The latest Flash zero-day was used to spread Cerber ransomware
Adobe said it would patch the flaw, CVE-2016-1019, on Thursday. The vulnerability affects all versions of Flash Player on Windows, Mac, Linux and Chrome OS.
Ryan Kalember, senior vice president of cybersecurity at Proofpoint, said his company detected an attack trying to exploit the flaw on Saturday.
One of Proofpoint's customers received an email with a document that contained a malicious macro that led victims through a series of redirects that eventually reached an exploit kit.
Exploit kits are software packages planted on domains that hunt for software vulnerabilities on a computer in order to deliver malware.

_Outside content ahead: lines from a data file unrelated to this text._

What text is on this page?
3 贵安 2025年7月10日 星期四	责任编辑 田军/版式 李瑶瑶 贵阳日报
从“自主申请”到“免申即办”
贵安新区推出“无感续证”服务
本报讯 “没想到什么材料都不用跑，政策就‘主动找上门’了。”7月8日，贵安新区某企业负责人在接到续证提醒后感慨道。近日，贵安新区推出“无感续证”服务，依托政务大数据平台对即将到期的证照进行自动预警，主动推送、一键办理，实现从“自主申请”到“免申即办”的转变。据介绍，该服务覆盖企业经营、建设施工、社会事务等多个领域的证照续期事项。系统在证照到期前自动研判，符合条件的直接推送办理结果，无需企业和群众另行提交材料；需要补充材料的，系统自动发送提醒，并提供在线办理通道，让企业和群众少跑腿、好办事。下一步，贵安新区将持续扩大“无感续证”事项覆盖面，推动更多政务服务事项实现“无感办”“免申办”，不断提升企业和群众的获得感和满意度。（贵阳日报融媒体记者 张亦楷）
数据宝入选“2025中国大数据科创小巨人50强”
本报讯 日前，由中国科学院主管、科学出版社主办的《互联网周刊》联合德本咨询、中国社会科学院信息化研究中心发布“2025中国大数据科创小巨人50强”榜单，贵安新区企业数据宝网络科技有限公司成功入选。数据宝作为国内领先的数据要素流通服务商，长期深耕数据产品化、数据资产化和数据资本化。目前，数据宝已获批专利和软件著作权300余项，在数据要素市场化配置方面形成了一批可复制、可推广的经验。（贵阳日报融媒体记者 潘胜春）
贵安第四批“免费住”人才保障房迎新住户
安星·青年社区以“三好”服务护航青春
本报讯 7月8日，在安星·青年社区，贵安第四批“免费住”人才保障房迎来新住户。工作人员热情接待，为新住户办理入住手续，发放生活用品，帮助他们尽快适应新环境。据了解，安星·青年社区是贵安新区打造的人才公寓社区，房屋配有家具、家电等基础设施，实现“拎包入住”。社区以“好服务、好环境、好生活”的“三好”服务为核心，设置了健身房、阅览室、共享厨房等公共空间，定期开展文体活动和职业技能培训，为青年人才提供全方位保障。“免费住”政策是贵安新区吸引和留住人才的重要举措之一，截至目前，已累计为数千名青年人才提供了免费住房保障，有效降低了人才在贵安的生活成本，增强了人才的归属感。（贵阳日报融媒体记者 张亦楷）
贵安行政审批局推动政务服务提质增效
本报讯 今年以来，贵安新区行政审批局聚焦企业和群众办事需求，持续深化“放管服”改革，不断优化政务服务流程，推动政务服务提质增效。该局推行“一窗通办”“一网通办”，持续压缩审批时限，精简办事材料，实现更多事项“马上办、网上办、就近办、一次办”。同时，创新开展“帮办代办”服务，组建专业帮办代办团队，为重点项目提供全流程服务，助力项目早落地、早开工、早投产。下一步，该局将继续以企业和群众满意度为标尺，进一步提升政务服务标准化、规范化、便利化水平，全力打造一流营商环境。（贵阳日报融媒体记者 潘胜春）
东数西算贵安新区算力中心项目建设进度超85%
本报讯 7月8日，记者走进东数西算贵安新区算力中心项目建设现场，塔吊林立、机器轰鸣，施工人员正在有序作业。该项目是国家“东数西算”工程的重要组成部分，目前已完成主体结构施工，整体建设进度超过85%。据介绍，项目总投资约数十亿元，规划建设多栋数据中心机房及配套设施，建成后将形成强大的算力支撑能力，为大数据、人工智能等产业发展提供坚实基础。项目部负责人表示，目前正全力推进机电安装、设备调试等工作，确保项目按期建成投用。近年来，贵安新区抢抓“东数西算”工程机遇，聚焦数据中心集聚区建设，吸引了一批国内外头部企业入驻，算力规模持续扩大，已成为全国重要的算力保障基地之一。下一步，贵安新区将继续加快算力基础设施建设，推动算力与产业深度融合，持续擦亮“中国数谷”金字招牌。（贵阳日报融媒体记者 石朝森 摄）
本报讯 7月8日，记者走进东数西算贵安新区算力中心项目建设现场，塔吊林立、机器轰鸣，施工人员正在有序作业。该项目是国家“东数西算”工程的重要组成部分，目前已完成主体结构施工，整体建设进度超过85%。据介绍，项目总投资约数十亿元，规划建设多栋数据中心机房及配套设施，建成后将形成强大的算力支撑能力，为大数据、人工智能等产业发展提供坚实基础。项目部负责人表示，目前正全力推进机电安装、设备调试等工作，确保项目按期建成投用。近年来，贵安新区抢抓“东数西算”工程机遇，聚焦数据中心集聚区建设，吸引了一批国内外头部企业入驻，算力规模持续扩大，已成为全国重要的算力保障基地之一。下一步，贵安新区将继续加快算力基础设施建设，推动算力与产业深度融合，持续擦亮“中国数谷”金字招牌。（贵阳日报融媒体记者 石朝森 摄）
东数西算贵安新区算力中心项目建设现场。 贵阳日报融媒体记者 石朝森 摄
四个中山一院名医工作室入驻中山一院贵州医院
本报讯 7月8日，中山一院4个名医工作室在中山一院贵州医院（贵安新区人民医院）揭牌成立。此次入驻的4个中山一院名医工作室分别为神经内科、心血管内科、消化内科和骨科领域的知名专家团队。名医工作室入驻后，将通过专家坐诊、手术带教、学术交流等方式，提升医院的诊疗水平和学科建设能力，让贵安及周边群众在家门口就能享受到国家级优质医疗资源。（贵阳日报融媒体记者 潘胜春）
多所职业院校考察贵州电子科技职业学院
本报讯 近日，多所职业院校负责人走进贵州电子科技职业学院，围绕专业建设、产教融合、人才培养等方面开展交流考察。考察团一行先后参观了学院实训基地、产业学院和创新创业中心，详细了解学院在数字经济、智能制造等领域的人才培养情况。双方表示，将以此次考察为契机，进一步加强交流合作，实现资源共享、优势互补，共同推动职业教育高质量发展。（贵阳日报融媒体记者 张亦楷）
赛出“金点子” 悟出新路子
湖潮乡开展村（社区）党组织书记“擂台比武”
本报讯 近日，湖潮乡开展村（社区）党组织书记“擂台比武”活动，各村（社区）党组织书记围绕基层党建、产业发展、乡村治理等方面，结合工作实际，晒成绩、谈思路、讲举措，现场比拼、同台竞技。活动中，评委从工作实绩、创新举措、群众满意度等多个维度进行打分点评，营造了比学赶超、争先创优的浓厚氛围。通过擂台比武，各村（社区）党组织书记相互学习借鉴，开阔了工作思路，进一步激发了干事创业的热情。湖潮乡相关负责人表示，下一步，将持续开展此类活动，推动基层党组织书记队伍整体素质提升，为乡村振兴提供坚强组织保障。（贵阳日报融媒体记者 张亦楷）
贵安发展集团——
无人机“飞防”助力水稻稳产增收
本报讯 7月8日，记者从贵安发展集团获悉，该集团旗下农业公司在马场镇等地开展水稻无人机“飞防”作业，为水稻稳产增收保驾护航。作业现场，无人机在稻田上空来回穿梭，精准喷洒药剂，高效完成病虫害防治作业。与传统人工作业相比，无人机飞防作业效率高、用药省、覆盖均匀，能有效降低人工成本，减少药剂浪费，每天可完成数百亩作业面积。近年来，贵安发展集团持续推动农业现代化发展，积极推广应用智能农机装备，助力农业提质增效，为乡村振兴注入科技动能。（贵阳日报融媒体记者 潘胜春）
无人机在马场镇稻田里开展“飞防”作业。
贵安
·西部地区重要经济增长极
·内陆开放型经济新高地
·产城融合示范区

If a victim lands on a page and has a software flaw in Flash, for example, the malware is quietly installed.
The exploit kit using the zero-day Flash vulnerability is known as Magnitude, Kalember said. It's believed just one cybercriminal group is behind Magnitude.
"They've been doing ransomware for some time," he said. "They were doing Cryptowall for a while, then they moved to Teslacrypt and now they're on Cerber."
Proofpoint was surprised to see a zero-day vulnerability used to distribute ransomware.
Zero days vulnerabilities are flaws that are actively being used in attacks and are unpatched by a vendor. Such vulnerabilities have a high price in underground markets since it is almost guaranteed that a victim will be compromised.
"The very fact it is being used in ransomware is indicative of just how far ransomware has come since it's clearly profitable enough to use a very, very interesting vulnerability and exploit rather than selling to the highest bidder," Kalember said.
The attackers, however, took an interesting step that was perhaps intended to delay security researchers.
Kalember said the Flash exploit was engineered to only infect Flash Player versions 20.0.0.306 and earlier.
That conflicts with Adobe's version of events. In its advisory on Tuesday, Adobe said a mitigation introduced in Flash Player version 21.0.0.182 prevents exploitation of the vulnerability.
Kalember said the vulnerability actually affects all versions of Flash. The attackers, he said, just engineered the exploit so that it only targeted older versions of Flash, a technique known as degradation.
"It's not Adobe that has mitigated that," he said. "It's the malware authors themselves."
Other exploit kits including Angler have also degraded some of their attacks, Kalember said.
Cerber is a relatively new type of ransomware that emerged in the last month. Curiously, it will not infect computers that are in Russia or ex-Soviet countries, Kalember said.
Ransomware has become one of the most acute problems on the Internet. The malware encrypts most files on a victim's computer. The decryption keys are only obtainable by paying a ransom, which is usually requested in bitcoin.